FLETCHER’S CLAIMS SUPPORTED

Professor Chittenden first made certain, by experiments which precluded any chance of error, that Horace Fletcher’s claims were justified so far as Horace Fletcher himself was concerned. But this, of course, by no means solved the problem. Mr. Fletcher might simply be a physiological curiosity—a digestive freak—of whom there are many known cases. He lived and thrived on an amount of proteid food startlingly less than was deemed necessary by all existing standards, but this could not be taken as proof that people in general could do likewise. Only an exhaustive series of tests on a large number of people of varying ages and conditions of life could prove this. Professor Chittenden resolved to make these tests.

At the very outset, however, he faced this difficulty. If Mr. Fletcher’s was merely a freak case, there would be a grave danger in putting other men upon his dietary. Mr. Fletcher was flourishing on a daily consumption of proteid foodstuffs amounting to an average of only 45 grams, and the fat, sugar and starch consumed by him were in quantities only sufficient to bring the total food value of the daily food up to a little more than 1600 “calories,” or units of fuel energy. The Voit standard—which is the typical one, the one most commonly accepted, and which is based upon thousands of studies of what men and women actually eat—demands that the average man shall eat at least 118 grams of proteid, with a total fuel value of 3000 large “calories” for the daily ration.
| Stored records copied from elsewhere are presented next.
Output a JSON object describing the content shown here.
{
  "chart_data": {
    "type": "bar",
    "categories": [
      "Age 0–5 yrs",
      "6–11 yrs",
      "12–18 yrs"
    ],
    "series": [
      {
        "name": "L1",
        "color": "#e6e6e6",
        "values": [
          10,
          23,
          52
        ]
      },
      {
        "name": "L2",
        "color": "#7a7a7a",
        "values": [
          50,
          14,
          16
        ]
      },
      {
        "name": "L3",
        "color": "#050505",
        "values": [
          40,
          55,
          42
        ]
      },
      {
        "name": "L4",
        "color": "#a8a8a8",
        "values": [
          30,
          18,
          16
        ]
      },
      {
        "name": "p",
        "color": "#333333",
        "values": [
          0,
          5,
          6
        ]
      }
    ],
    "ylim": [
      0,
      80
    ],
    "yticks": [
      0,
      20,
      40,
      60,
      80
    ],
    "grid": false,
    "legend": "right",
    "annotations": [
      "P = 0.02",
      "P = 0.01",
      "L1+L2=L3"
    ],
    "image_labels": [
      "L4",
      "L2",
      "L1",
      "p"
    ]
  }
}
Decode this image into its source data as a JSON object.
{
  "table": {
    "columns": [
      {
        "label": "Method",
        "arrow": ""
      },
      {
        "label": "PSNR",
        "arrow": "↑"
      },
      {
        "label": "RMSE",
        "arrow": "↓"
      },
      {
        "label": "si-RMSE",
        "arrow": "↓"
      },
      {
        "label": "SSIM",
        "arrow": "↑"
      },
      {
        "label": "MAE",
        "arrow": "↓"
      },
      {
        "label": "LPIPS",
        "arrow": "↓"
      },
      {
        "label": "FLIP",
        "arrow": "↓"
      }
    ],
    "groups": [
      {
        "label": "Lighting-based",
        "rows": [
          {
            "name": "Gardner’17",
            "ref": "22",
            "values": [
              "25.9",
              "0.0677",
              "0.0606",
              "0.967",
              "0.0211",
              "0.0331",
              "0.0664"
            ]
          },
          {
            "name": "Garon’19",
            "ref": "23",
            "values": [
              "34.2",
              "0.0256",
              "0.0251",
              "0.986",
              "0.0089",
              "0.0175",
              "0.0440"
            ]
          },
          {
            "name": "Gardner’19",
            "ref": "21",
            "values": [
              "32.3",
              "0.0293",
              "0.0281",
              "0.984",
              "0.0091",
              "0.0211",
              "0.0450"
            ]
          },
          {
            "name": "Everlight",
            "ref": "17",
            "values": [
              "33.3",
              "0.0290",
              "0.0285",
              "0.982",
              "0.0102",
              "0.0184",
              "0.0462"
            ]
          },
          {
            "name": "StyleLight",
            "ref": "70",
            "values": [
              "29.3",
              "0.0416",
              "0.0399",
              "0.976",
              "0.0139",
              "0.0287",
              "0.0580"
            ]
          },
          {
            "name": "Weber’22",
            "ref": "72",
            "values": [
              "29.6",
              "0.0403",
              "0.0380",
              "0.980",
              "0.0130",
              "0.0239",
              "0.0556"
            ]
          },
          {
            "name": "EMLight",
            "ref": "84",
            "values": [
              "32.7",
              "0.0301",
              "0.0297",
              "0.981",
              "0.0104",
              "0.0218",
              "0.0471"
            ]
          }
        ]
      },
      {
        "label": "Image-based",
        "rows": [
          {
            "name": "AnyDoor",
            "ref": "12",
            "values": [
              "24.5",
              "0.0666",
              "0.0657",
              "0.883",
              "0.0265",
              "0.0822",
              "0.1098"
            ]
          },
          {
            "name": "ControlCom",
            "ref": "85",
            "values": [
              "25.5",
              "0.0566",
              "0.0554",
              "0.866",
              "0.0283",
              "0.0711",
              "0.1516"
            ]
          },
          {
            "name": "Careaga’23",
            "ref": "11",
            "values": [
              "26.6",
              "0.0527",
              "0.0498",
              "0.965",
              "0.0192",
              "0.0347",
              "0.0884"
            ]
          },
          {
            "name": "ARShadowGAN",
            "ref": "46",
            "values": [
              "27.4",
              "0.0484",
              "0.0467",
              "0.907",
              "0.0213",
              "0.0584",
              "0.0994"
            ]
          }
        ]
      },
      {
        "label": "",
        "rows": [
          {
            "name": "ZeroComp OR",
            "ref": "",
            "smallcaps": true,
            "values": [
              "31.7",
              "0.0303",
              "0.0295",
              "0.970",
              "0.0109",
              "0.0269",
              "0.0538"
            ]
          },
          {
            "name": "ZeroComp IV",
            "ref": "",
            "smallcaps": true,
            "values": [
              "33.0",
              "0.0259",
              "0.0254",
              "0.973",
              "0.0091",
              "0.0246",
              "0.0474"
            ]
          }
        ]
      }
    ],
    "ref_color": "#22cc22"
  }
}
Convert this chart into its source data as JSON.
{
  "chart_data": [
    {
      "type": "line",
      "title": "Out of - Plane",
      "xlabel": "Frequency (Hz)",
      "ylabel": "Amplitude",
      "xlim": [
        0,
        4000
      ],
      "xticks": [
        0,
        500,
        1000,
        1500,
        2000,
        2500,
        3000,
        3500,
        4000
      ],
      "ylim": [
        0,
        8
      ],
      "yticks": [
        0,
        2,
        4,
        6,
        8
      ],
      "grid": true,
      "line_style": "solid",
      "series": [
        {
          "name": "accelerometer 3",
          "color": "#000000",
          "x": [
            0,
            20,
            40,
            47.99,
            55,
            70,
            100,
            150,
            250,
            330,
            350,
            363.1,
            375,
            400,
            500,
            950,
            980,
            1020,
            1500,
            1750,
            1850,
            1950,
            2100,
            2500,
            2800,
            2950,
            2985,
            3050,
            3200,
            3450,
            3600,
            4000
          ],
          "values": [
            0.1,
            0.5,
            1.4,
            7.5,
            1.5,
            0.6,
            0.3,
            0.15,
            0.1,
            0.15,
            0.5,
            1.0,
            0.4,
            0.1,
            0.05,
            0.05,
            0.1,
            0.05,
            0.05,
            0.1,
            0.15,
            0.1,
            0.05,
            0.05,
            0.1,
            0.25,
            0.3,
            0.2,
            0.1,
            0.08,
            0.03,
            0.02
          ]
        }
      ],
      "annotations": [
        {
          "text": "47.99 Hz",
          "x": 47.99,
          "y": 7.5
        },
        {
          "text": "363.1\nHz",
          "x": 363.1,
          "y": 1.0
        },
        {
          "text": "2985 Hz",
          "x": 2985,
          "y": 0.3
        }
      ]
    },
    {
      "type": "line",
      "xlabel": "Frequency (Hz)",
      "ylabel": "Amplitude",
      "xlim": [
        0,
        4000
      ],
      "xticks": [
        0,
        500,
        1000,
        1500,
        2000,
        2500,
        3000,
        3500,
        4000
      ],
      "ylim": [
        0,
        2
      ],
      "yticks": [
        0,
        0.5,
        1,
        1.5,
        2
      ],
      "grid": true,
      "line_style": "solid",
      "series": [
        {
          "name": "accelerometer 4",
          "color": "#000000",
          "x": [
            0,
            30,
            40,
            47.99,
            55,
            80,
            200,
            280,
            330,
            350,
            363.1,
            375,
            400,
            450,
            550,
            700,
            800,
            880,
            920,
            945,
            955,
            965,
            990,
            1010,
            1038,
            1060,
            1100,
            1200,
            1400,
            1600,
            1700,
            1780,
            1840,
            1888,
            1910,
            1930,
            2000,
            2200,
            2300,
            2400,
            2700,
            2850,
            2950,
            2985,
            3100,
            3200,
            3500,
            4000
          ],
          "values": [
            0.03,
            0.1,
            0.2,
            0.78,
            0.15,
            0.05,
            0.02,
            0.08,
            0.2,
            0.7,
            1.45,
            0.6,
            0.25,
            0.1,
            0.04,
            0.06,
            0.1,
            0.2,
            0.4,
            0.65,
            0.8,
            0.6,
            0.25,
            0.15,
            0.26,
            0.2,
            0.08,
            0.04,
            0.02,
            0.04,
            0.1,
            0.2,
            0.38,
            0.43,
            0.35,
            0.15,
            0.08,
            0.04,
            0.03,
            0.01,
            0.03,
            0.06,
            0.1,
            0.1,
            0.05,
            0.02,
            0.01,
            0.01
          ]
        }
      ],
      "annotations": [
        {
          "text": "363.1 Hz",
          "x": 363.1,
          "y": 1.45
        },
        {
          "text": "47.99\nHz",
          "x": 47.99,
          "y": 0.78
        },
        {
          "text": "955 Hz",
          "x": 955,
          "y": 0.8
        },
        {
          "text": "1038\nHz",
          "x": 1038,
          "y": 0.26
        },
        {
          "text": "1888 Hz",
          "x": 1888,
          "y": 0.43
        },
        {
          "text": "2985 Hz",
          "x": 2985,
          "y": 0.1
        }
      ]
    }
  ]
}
To make clear to the non-scientific reader just what quantity of foodstuffs is represented by 50 grams of proteid, which is 5 grams more than that consumed daily by Mr. Fletcher in his tests, and is approximately the amount consumed daily by other men in the Yale experiments, it may be said that 50 grams is about equal to 772 grains, which are equal to about 1¾ ounces. This quantity would be represented by the proteid contents of 9½ ounces of lean meat, or 7 eggs, or 27 ounces of white bread. Nine and one-half ounces of meat (using comparisons furnished by Dr. Edward Curtis) is about the weight of a slice measuring 7 by 3 inches and cut ¼ of an inch thick. Twenty-seven ounces of bread represent somewhat less than two loaves, the standard loaf weighing one pound (16 ounces). Of course, few people ever eat 7 eggs, or 2 loaves of bread in a day; but the vast majority of people in America do eat a great deal more proteid than would be represented by 7 eggs, or 2 loaves of bread or a slice of meat of the size named, since proteid is found in a great number of other foodstuffs besides those mentioned.